FAQ
Die Bundesregierung steht vor Herausforderungen, die Haushaltslöcher durch kreative finanzielle Strategien zu schließen. Dies führt zu Spannungen innerhalb der Koalition und einem klaren Befehl des Kanzlers an den Finanzminister. Was steckt dahinter?
Bis zum 16. August soll die endgültige Haushaltsplanung für das kommende Jahr dem Bundestag vorgelegt werden. Dennoch bleibt die Vorlage unvollständig, obwohl sie 1.437 Seiten umfasst.
Warum fehlen noch Milliarden im Haushalt?
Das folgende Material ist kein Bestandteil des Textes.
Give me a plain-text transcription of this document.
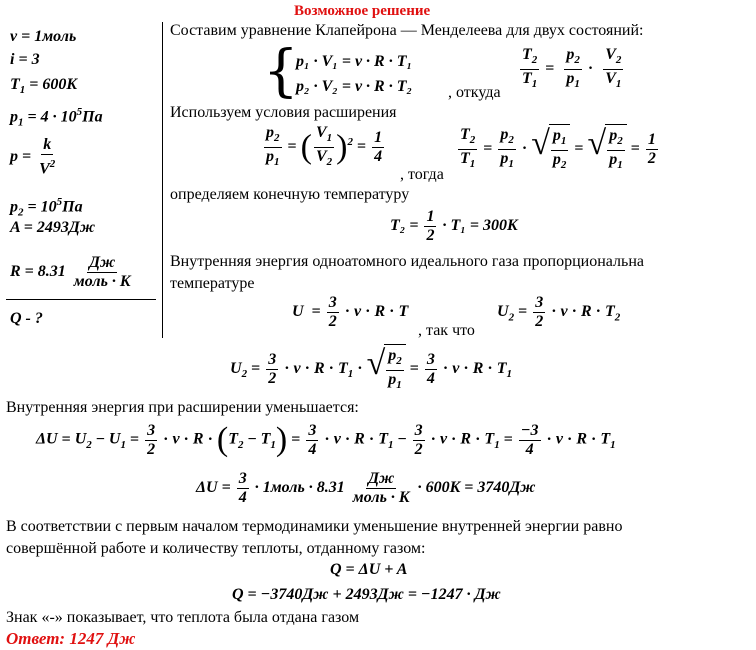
Возможное решение
ν = 1моль
i = 3
$T_1 = 600K$
$p_1 = 4 \cdot 10^5Па$
$p = \frac{k}{V^2}$
$p_2 = 10^5Па$
A = 2493Дж
$R = 8.31 \frac{Дж}{\text{моль · K}}$
Q - ?
Составим уравнение Клапейрона — Менделеева для двух состояний:
{
p₁ · V₁ = ν · R · T₁
p₂ · V₂ = ν · R · T₂ , откуда $\frac{T_2}{T_1} = \frac{p_2}{p_1} \cdot \frac{V_2}{V_1}$
Используем условия расширения
$\frac{p_2}{p_1}$ = ( $\frac{V_1}{V_2} )^2 = \frac{1}{4}$
, тогда
$\frac{T_2}{T_1} = \frac{p_2}{p_1}$ · √ $\frac{p_1}{p_2}$ = √ $\frac{p_2}{p_1} = \frac{1}{2}$
определяем конечную температуру
$T_2 = \frac{1}{2} \cdot T_1 = 300K$
Внутренняя энергия одноатомного идеального газа пропорциональна
температуре
$U = \frac{3}{2} \cdot \nu \cdot R \cdot T$
, так что
$U_2 = \frac{3}{2} \cdot \nu \cdot R \cdot T_2$
$U_2 = \frac{3}{2} \cdot \nu \cdot R \cdot T_1$ · √ $\frac{p_2}{p_1} = \frac{3}{4} \cdot \nu \cdot R \cdot T_1$
Внутренняя энергия при расширении уменьшается:
$\Delta U = U_2 - U_1 = \frac{3}{2} \cdot \nu \cdot R \cdot (T_2 - T_1) = \frac{3}{4} \cdot \nu \cdot R \cdot T_1 - \frac{3}{2} \cdot \nu \cdot R \cdot T_1 = \frac{-3}{4} \cdot \nu \cdot R \cdot T_1$
$\Delta U = \frac{3}{4}$ · 1моль · $8.31 \frac{Дж}{\text{моль · K}} \cdot 600K = 3740Дж$
В соответствии с первым началом термодинамики уменьшение внутренней энергии равно
совершённой работе и количеству теплоты, отданному газом:
Q = ΔU + A
Q = −3740Дж + 2493Дж = −1247 · Дж
Знак «-» показывает, что теплота была отдана газом
Ответ: 1247 Дж
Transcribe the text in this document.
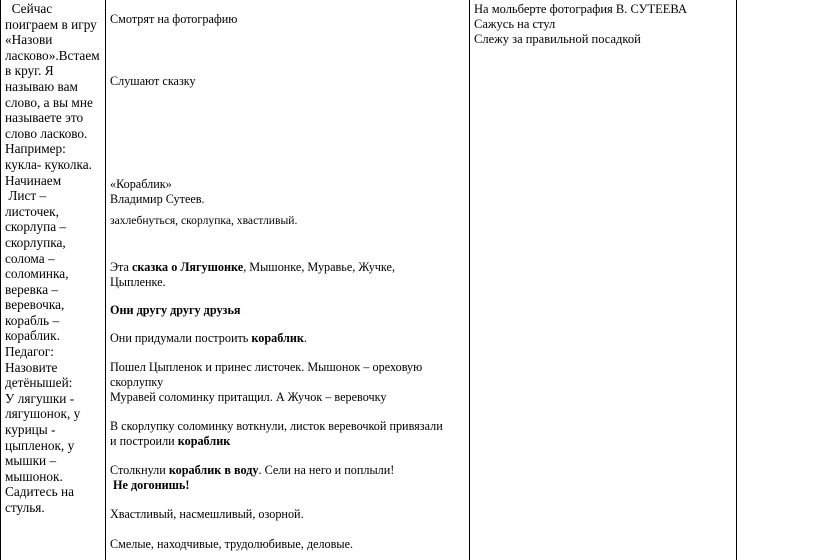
Сейчас
поиграем в игру
«Назови
ласково».Встаем
в круг. Я
называю вам
слово, а вы мне
называете это
слово ласково.
Например:
кукла- куколка.
Начинаем
Лист –
листочек,
скорлупа –
скорлупка,
солома –
соломинка,
веревка –
веревочка,
корабль –
кораблик.
Педагог:
Назовите
детёнышей:
У лягушки -
лягушонок, у
курицы -
цыпленок, у
мышки –
мышонок.
Садитесь на
стулья.
Смотрят на фотографию
Слушают сказку
«Кораблик»
Владимир Сутеев.
захлебнуться, скорлупка, хвастливый.
Эта сказка о Лягушонке, Мышонке, Муравье, Жучке,
Цыпленке.
Они другу другу друзья
Они придумали построить кораблик.
Пошел Цыпленок и принес листочек. Мышонок – ореховую
скорлупку
Муравей соломинку притащил. А Жучок – веревочку
В скорлупку соломинку воткнули, листок веревочкой привязали
и построили кораблик
Столкнули кораблик в воду. Сели на него и поплыли!
Не догонишь!
Хвастливый, насмешливый, озорной.
Смелые, находчивые, трудолюбивые, деловые.
На мольберте фотография В. СУТЕЕВА
Сажусь на стул
Слежу за правильной посадкой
Nach intensiven Verhandlungen einigten sich die Spitzen der Regierungskoalition Anfang Juli auf einen Entwurf für den Bundeshaushalt 2025. Kanzler Olaf Scholz, Wirtschaftsminister Robert Habeck und Finanzminister Christian Lindner kündigten die Ergebnisse nach einer langen Nacht an.
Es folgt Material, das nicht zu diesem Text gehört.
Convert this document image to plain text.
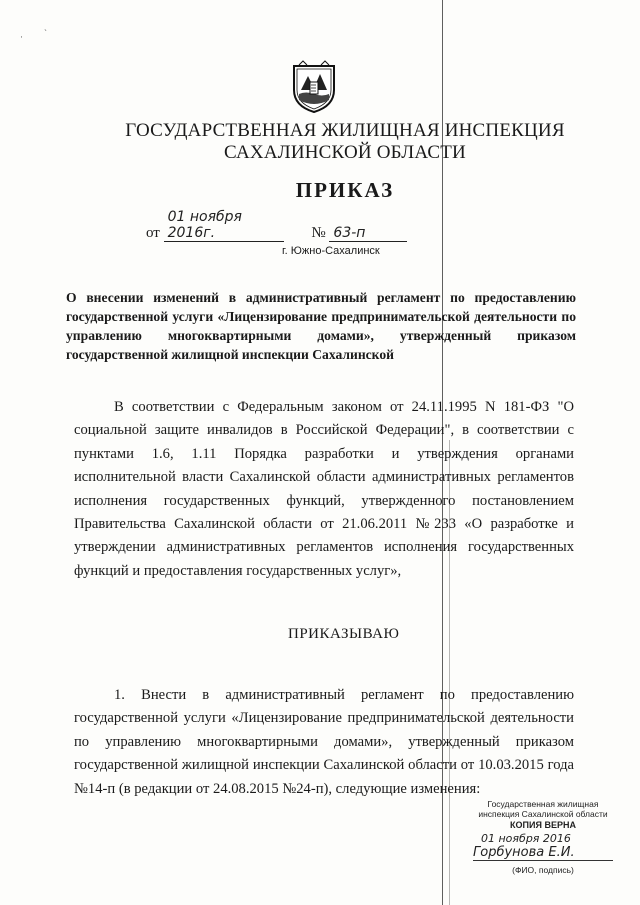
· `
ГОСУДАРСТВЕННАЯ ЖИЛИЩНАЯ ИНСПЕКЦИЯ
САХАЛИНСКОЙ ОБЛАСТИ
ПРИКАЗ
от 01 ноября 2016г.	№ 63-п
г. Южно-Сахалинск
О внесении изменений в административный регламент по предоставлению государственной услуги «Лицензирование предпринимательской деятельности по управлению многоквартирными домами», утвержденный приказом государственной жилищной инспекции Сахалинской
В соответствии с Федеральным законом от 24.11.1995 N 181-ФЗ "О социальной защите инвалидов в Российской Федерации", в соответствии с пунктами 1.6, 1.11 Порядка разработки и утверждения органами исполнительной власти Сахалинской области административных регламентов исполнения государственных функций, утвержденного постановлением Правительства Сахалинской области от 21.06.2011 №233 «О разработке и утверждении административных регламентов исполнения государственных функций и предоставления государственных услуг»,
ПРИКАЗЫВАЮ
1. Внести в административный регламент по предоставлению государственной услуги «Лицензирование предпринимательской деятельности по управлению многоквартирными домами», утвержденный приказом государственной жилищной инспекции Сахалинской области от 10.03.2015 года №14-п (в редакции от 24.08.2015 №24-п), следующие изменения:
Государственная жилищная
инспекция Сахалинской области
КОПИЯ ВЕРНА
01 ноября 2016
Горбунова Е.И.
(ФИО, подпись)
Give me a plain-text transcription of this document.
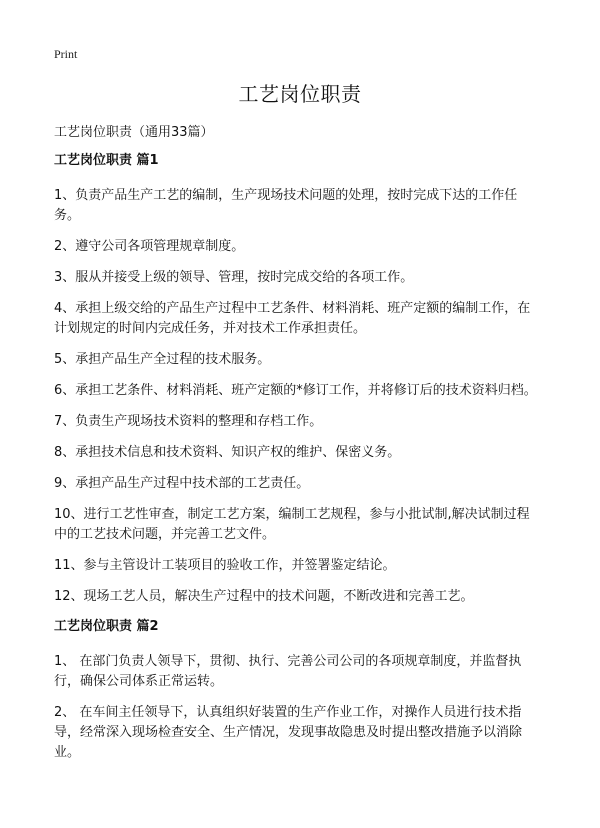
Print
工艺岗位职责
工艺岗位职责（通用33篇）
工艺岗位职责 篇1

1、负责产品生产工艺的编制，生产现场技术问题的处理，按时完成下达的工作任务。

2、遵守公司各项管理规章制度。

3、服从并接受上级的领导、管理，按时完成交给的各项工作。

4、承担上级交给的产品生产过程中工艺条件、材料消耗、班产定额的编制工作，在计划规定的时间内完成任务，并对技术工作承担责任。

5、承担产品生产全过程的技术服务。

6、承担工艺条件、材料消耗、班产定额的*修订工作，并将修订后的技术资料归档。

7、负责生产现场技术资料的整理和存档工作。

8、承担技术信息和技术资料、知识产权的维护、保密义务。

9、承担产品生产过程中技术部的工艺责任。

10、进行工艺性审查，制定工艺方案，编制工艺规程，参与小批试制,解决试制过程中的工艺技术问题，并完善工艺文件。

11、参与主管设计工装项目的验收工作，并签署鉴定结论。

12、现场工艺人员，解决生产过程中的技术问题，不断改进和完善工艺。

工艺岗位职责 篇2

1、 在部门负责人领导下，贯彻、执行、完善公司公司的各项规章制度，并监督执行，确保公司体系正常运转。

2、 在车间主任领导下，认真组织好装置的生产作业工作，对操作人员进行技术指导，经常深入现场检查安全、生产情况，发现事故隐患及时提出整改措施予以消除业。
Diese Einigung beinhaltete jedoch noch Unklarheiten. Insbesondere die “Globale Minderausgabe” erfordert weitere Klärungen, da erwartet wird, dass im Laufe des Haushaltsjahres nicht alle Projekte durchgeführt werden können. Dies bedeutet, dass möglicherweise einige Milliarden des insgesamt 480 Milliarden Euro schweren Haushaltsentwurfs nicht benötigt werden.
Global Minderausgaben sind üblicherweise Teil nahezu jeden Haushalts, jedoch wurde der entsprechende Posten im aktuellen Entwurf mit 17 Milliarden Euro ungewöhnlich hoch angesetzt. Die Regierung plant, diesen Betrag bis zur formellen Einreichung an den Bundestag deutlich zu reduzieren.
Welche “Kunstgriffe” wurden geprüft?
Die Vorschläge zur Reduzierung der globalen Minderausgabe stammen u.a. aus dem Kanzleramt sowie von einem in Berlin ansässigen Denkfabrik. Eine Idee ist, dass der Bund der Deutschen Bahn und der Autobahngesellschaft statt geplanter Zuschüsse Darlehen gewähren könnte. Diese Darlehen würden als “finanzielle Transaktionen” behandelt und nicht auf die Schuldenbremse angerechnet.
Dies würde bedeuten, dass die Milliardenlücke durch zusätzliche Kredite geschlossen werden müsste, was die Neuverschuldung von geplanten 43,8 Milliarden Euro auf über 50 Milliarden Euro steigen lassen würde.
Was haben die Gutachten ergeben?
In der Kabinettsvorlage war eine gründliche rechtliche und wirtschaftliche Prüfung der Überlegungen vorgesehen. Gutachten wurden unter anderem erstellt, die detaillierte Analysen der Vorschläge bieten.
Die Experten stimmten überein, dass eine Umwidmung übrig gebliebener Gelder aus der Gaspreisbremse die Haushaltslücke um etwa fünf Milliarden Euro verringern könnte. Diese Mittel stammen jedoch aus Krediten, die aufgrund einer Haushaltsnotlage aufgenommen wurden.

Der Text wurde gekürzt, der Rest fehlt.